Cultural Memory: From the Sciences to the Humanities
ISBN: 9781003205135
Platform/Publisher: Taylor & Francis / Routledge
Digital rights: Users: Unlimited; Printing: Unlimited; Download: Unlimited



Bringing together neuroscientists, social scientists, and humanities scholars in cross-disciplinary exploration of the topic of cultural memory, this collection moves from seminal discussions of the latest findings in neuroscience to variegated, specific case studies of social practices and artistic expressions. This volume highlights what can be gained from drawing on broad interdisciplinary contexts in pursuing scholarly projects involving cultural memory and associated topics.

The collection argues that contemporary evolutionary science, in conjunction with studies interconnecting cognition, affect, and emotion, as well as research on socially mediated memory, provide innovatively interdisciplinary contexts for viewing current work on how cultural and social environments influence gene expression and neural circuitry. Building on this foundation, Cultural Memory turns to exploration of the psychological processes and social contexts through which cultural memory is shaped, circulated, revised, and contested. It investigates how various modes of cultural expression--architecture, cuisine, poetry, film, and fiction--reconfigure shared conceptualizing patterns and affectively mediated articulations of identity and value. Each chapter showcases research from a wide range of fields and presents diverse interdisciplinary contexts for future scholarship.

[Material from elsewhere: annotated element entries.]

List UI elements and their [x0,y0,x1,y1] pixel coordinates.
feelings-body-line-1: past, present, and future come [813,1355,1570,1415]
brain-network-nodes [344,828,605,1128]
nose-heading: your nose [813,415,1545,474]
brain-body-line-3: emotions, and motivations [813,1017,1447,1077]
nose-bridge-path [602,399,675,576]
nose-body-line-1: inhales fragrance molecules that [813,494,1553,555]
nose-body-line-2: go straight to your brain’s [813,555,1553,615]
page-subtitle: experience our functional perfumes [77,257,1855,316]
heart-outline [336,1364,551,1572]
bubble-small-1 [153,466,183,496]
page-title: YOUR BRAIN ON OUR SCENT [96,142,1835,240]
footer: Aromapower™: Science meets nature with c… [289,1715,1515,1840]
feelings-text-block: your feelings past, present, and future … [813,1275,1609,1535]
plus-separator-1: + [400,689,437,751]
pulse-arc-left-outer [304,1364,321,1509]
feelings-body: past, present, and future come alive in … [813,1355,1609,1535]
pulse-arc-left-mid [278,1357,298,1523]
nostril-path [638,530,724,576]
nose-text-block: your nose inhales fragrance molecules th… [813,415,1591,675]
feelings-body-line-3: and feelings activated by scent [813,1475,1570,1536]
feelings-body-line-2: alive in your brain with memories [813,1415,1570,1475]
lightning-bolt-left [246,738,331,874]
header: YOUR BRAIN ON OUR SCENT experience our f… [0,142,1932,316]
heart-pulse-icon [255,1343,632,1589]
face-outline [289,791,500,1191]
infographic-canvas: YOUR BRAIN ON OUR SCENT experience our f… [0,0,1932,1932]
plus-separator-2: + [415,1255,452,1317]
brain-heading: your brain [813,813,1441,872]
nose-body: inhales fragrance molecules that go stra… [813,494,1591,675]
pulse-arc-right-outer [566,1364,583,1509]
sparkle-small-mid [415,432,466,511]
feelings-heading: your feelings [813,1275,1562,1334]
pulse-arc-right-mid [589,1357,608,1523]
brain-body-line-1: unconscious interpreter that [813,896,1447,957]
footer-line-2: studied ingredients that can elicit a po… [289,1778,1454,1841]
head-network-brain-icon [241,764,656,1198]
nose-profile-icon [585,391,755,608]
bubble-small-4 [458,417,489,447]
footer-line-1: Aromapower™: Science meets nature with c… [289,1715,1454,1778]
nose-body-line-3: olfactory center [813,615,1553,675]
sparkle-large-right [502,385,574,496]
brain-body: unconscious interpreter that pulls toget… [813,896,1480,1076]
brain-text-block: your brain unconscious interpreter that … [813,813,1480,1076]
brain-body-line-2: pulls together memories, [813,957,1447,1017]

As cultural memory is a subject that invites interdisciplinary perspectives and is relevant to studying cultures around the world, of every era, this collection addresses an international readership comprised of scholars from the humanities, social sciences, and natural sciences, from advanced undergraduates to senior researchers.

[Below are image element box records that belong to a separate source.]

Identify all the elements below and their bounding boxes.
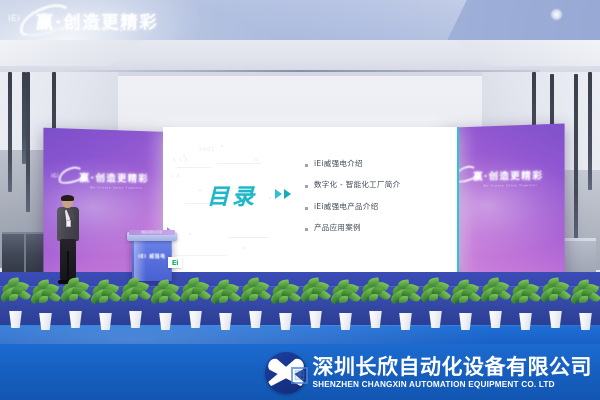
potted-plant (570, 280, 600, 330)
flower-pot (398, 313, 413, 330)
potted-plant (0, 278, 30, 328)
iei-mark: iEi (8, 13, 21, 23)
potted-plant (510, 280, 540, 330)
banner-subtitle: We Create Value Together (60, 27, 139, 32)
pillar-strip (574, 74, 578, 244)
bullet-text: iEi威强电介绍 (314, 159, 363, 168)
slide-decoration-text: 2401 (199, 147, 215, 153)
potted-plant (450, 280, 480, 330)
list-item: 产品应用案例 (305, 223, 453, 232)
podium-logo: iEi 威强电 (138, 253, 166, 260)
potted-plant (240, 278, 270, 328)
top-banner: iEi 赢·创造更精彩 We Create Value Together (0, 0, 600, 40)
leaf (399, 296, 408, 303)
leaf (519, 296, 528, 303)
potted-plant (480, 278, 510, 328)
pillar-strip (8, 72, 12, 192)
company-logo: 深圳长欣自动化设备有限公司 SHENZHEN CHANGXIN AUTOMATI… (265, 352, 593, 394)
potted-plant (270, 280, 300, 330)
leaf (279, 296, 288, 303)
flower-pot (8, 311, 23, 328)
company-name-en: SHENZHEN CHANGXIN AUTOMATION EQUIPMENT C… (313, 381, 593, 389)
potted-plant (390, 280, 420, 330)
potted-plant (330, 280, 360, 330)
flower-pot (98, 313, 113, 330)
watermark-char: 图 (293, 369, 306, 382)
flower-pot (518, 313, 533, 330)
flower-pot (428, 311, 443, 328)
list-item: iEi威强电介绍 (305, 159, 453, 168)
bullet-marker (305, 185, 308, 188)
flower-pot (188, 311, 203, 328)
bullet-marker (305, 207, 308, 210)
panel-logo-left: iEi 赢·创造更精彩 We Create Value Together (49, 170, 163, 190)
flower-pot (278, 313, 293, 330)
speaker-person (55, 196, 81, 282)
iei-sign: Ei (168, 257, 182, 268)
leaf (39, 296, 48, 303)
company-name-cn: 深圳长欣自动化设备有限公司 (313, 357, 593, 378)
iei-sign-text: Ei (172, 259, 179, 267)
pillar-strip (22, 72, 26, 164)
potted-plant (210, 280, 240, 330)
leaf (219, 296, 228, 303)
leaf (339, 296, 348, 303)
leaf (489, 294, 498, 301)
flower-pot (38, 313, 53, 330)
potted-plant (90, 280, 120, 330)
slide-bullet-list: iEi威强电介绍 数字化 - 智能化工厂简介 iEi威强电产品介绍 产品应用案例 (305, 159, 453, 245)
speaker-badge (66, 220, 71, 227)
panel-title: 赢·创造更精彩 (49, 170, 163, 185)
leaf (309, 294, 318, 301)
flower-pot (548, 311, 563, 328)
flower-pot (458, 313, 473, 330)
slide-title: 目录 (207, 179, 257, 211)
flower-pot (488, 311, 503, 328)
bullet-text: 数字化 - 智能化工厂简介 (314, 180, 400, 189)
leaf (69, 294, 78, 301)
bullet-marker (305, 228, 308, 231)
panel-title: 赢·创造更精彩 (445, 168, 559, 183)
panel-subtitle: We Create Value Together (49, 185, 163, 190)
bullet-marker (305, 164, 308, 167)
potted-plant (120, 278, 150, 328)
bullet-text: iEi威强电产品介绍 (314, 202, 378, 211)
potted-plant (60, 278, 90, 328)
projection-screen: 2401 0 1 0 1 0 目录 iEi威强电介绍 数字化 - 智能化工厂简介 (163, 127, 459, 275)
slide-decoration-text: 0 1 0 (173, 157, 188, 162)
slide-decoration-text: 1 0 (171, 173, 180, 178)
flower-pot (68, 311, 83, 328)
bullet-text: 产品应用案例 (314, 223, 361, 232)
double-right-arrow-icon (275, 189, 291, 199)
potted-plant (360, 278, 390, 328)
leaf (99, 296, 108, 303)
podium-banner-text: 精彩演讲分享会 (129, 230, 175, 235)
panel-logo-right: iEi 赢·创造更精彩 We Create Value Together (445, 168, 559, 188)
leaf (129, 294, 138, 301)
leaf (429, 294, 438, 301)
watermark-badge: 图 (291, 367, 308, 384)
conference-photo: iEi 赢·创造更精彩 We Create Value Together iEi… (0, 0, 600, 400)
flower-pot (578, 313, 593, 330)
list-item: iEi威强电产品介绍 (305, 202, 453, 211)
potted-plant (30, 280, 60, 330)
flower-pot (338, 313, 353, 330)
leaf (249, 294, 258, 301)
potted-plant (150, 280, 180, 330)
pillar-strip (26, 72, 30, 212)
leaf (549, 294, 558, 301)
leaf (159, 296, 168, 303)
flower-pot (218, 313, 233, 330)
list-item: 数字化 - 智能化工厂简介 (305, 180, 453, 189)
leaf (459, 296, 468, 303)
podium-banner-strip: 精彩演讲分享会 (129, 230, 175, 235)
potted-plant (540, 278, 570, 328)
podium-highlight (134, 239, 146, 281)
flower-pot (248, 311, 263, 328)
flower-pot (368, 311, 383, 328)
speaker-hair (61, 195, 74, 201)
flower-pot (158, 313, 173, 330)
ceiling-rail (60, 70, 540, 72)
slide: 2401 0 1 0 1 0 目录 iEi威强电介绍 数字化 - 智能化工厂简介 (163, 127, 457, 275)
leaf (189, 294, 198, 301)
light-spot (551, 9, 562, 20)
flower-pot (308, 311, 323, 328)
plant-row (0, 278, 600, 330)
leaf (369, 294, 378, 301)
speaker-legs (60, 239, 76, 280)
pillar-strip (588, 72, 592, 190)
leaf (579, 296, 588, 303)
potted-plant (180, 278, 210, 328)
potted-plant (300, 278, 330, 328)
company-name-block: 深圳长欣自动化设备有限公司 SHENZHEN CHANGXIN AUTOMATI… (313, 357, 593, 389)
flower-pot (128, 311, 143, 328)
podium: iEi 威强电 (132, 239, 172, 281)
potted-plant (420, 278, 450, 328)
leaf (9, 294, 18, 301)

Donald R. Wehrs is Hargis Professor of English Literature at Auburn University, Auburn, AL, as well as editor or co-editor of four collections, including The Palgrave Handbook of Affect Studies and Textual Criticism (2017), and author of three monographs on African fiction. He has also published on comparative literature, Shakespeare, and literary theory.

Suzanne Nalbantian is Professor of Comparative Literature at Long Island University and an interdisciplinary scholar. Her eight books include Memory in Literature: From Rousseau to Neuroscience and her edited volumes The Memory Process: Neuroscientific and Humanistic Perspectives and Secrets of Creativity: What Neuroscience, the Arts and Our Minds Reveal.

Don M. Tucker is CEO and Senior Scientist of The Brain Electrophysiology Laboratory Company and Emeritus Professor of Psychology at the University of Oregon. He has published Mind From Body (2007), with Phan Luu, Cognition and Neural Development (2012), and with Mark Johnson, Out of the Cave (2021).